How Armie Hammer and Lily James’ ‘Rebecca’ Remake Compares to the 1940 Oscar Winner
Netflix released the trailer for Rebecca on Sept. 8. Any new movie starring Armie Hammer and Lily James would be big news, but this one has even more history to it. It is based on the novel by Daphne du Maurier, which was first turned into a movie in 1940 by none other than director Alfred Hitchcock. Watch the trailer below and compare it to the 1940 Hitchcock film.
Lily James and Armie Hammer in ‘Rebecca’
The trailer shows Maxim de Winter (Hammer) sweeping a young woman (James) off her feet on vacation in Monte Carlo. He proposes to her and she moves into his mansion at Manderley. Then all the new Mrs. de Winter seems to hear about is Maxim’s ex-wife, Rebecca. Here’s how Netflix describes the film.
After a whirlwind romance in Monte Carlo with handsome widower Maxim de Winter (Armie Hammer), a newly married young woman (Lily James) arrives at Manderley, her new husband’s imposing family estate on a windswept English coast. Naive and inexperienced, she begins to settle into the trappings of her new life, but finds herself battling the shadow of Maxim’s first wife, the elegant and urbane Rebecca, whose haunting legacy is kept alive by Manderley’s sinister housekeeper Mrs. Danvers (Kristin Scott Thomas).Rebecca synopsis by Netflix
The original de Winters before Armie Hammer and Lily James
Laurence Olivier played Maxim in Hitchcock’s film, with Joan Fontaine as his new bride. Hammer seems to be capturing Maxim’s distance and silence, particularly when it comes to talking about Rebecca. James seems to capture her character’s desire to live up to his expectations. Judith Anderson played Mrs. Danvers in the 1940 film, and Thomas seems to capture her passive-aggressive jabs at Rebecca’s replacement.

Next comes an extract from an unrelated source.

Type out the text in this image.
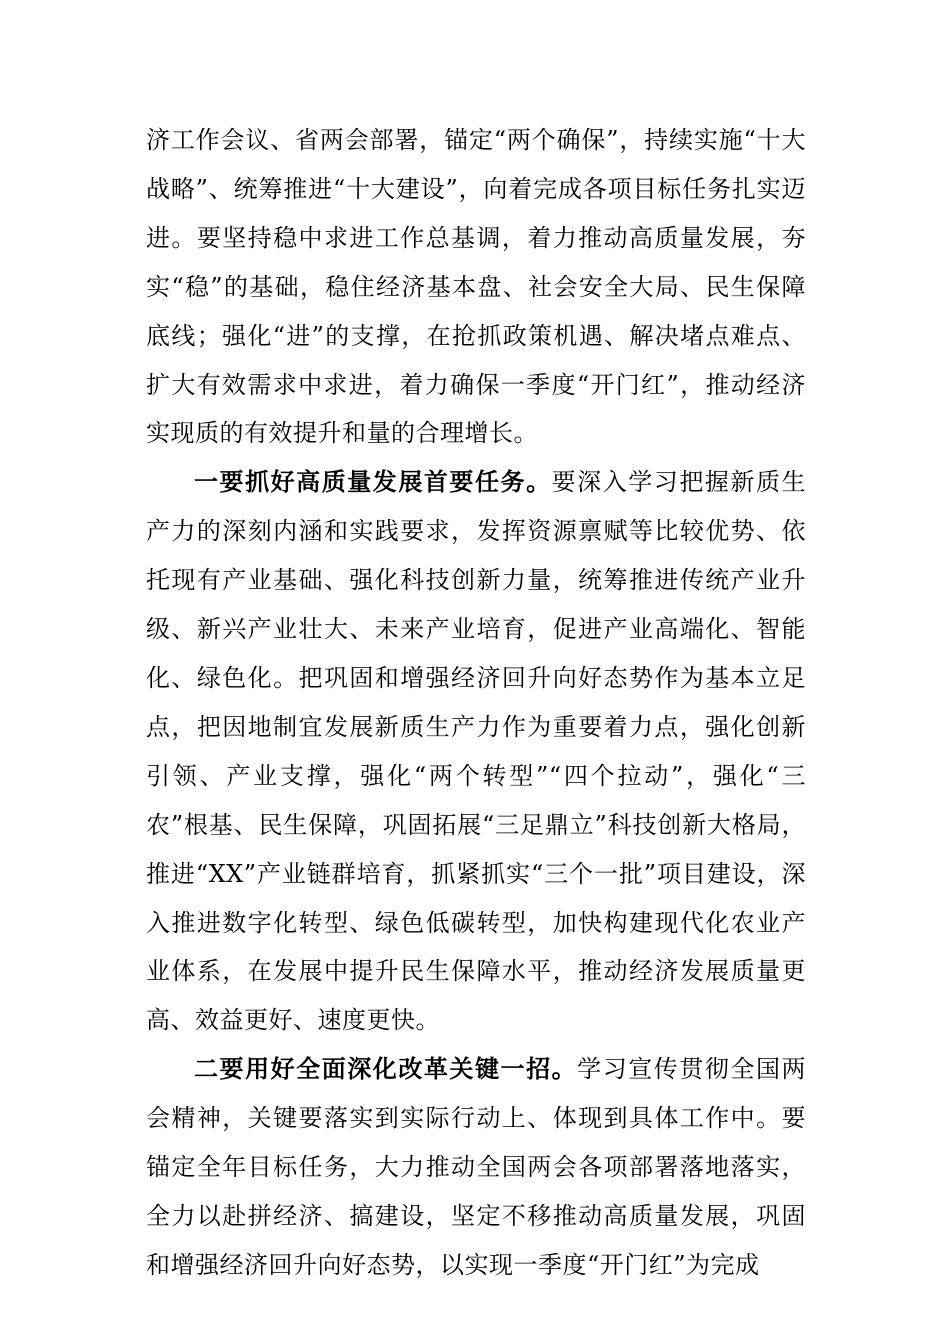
济工作会议、省两会部署，锚定“两个确保”，持续实施“十大战略”、统筹推进“十大建设”，向着完成各项目标任务扎实迈进。要坚持稳中求进工作总基调，着力推动高质量发展，夯实“稳”的基础，稳住经济基本盘、社会安全大局、民生保障底线；强化“进”的支撑，在抢抓政策机遇、解决堵点难点、扩大有效需求中求进，着力确保一季度“开门红”，推动经济实现质的有效提升和量的合理增长。

一要抓好高质量发展首要任务。要深入学习把握新质生产力的深刻内涵和实践要求，发挥资源禀赋等比较优势、依托现有产业基础、强化科技创新力量，统筹推进传统产业升级、新兴产业壮大、未来产业培育，促进产业高端化、智能化、绿色化。把巩固和增强经济回升向好态势作为基本立足点，把因地制宜发展新质生产力作为重要着力点，强化创新引领、产业支撑，强化“两个转型”“四个拉动”，强化“三农”根基、民生保障，巩固拓展“三足鼎立”科技创新大格局，推进“XX”产业链群培育，抓紧抓实“三个一批”项目建设，深入推进数字化转型、绿色低碳转型，加快构建现代化农业产业体系，在发展中提升民生保障水平，推动经济发展质量更高、效益更好、速度更快。

二要用好全面深化改革关键一招。学习宣传贯彻全国两会精神，关键要落实到实际行动上、体现到具体工作中。要锚定全年目标任务，大力推动全国两会各项部署落地落实，全力以赴拼经济、搞建设，坚定不移推动高质量发展，巩固和增强经济回升向好态势，以实现一季度“开门红”为完成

Rebecca won Oscars for Best Picture and Best Cinematography. Hitchcock, Fontaine, Olivier, Anderson, screenwriters Robert E. Sherwood and Joan Harrison, composer Franz Waxman, art director Lyle R. Wheeler, editor Hal C. Kern, and special effects team Jack Cosgrove and Arthur Johns also received nominations. Could nominations be in store for Hammer and James?
The new ‘Rebecca’
Hitchcock has big shoes to fill and director Ben Wheatley seems to have stepped into them confidently. When Hitchcock adapted Rebecca, it was contemporary. The black and white film came out two years after du Maurier’s 1938 novel. Wheatley is now making a period piece in full color with all the historical details of the cars, costumes and locations.
Rebecca was a different sort of thriller than the ones for which Hitchcock would later become famous. There were no killers, birds or mistaken identities. It was just the specter of Rebecca that made life hell for Mrs. de Winter in a way that many new spouses could probably relate to. Rebecca’s ghost is mentioned, but unless Wheatley and screenwriters Jane Goldman, Joe Shrapnel and Anna Waterhouse changed a lot of the original story, that’s a metaphorical ghost.
There was a twist, as twists would become Hitchcock’s trademark as well. It was more of an emotional twist though. We can compare the films when Rebecca premieres in theaters and on Netflix Oct. 21.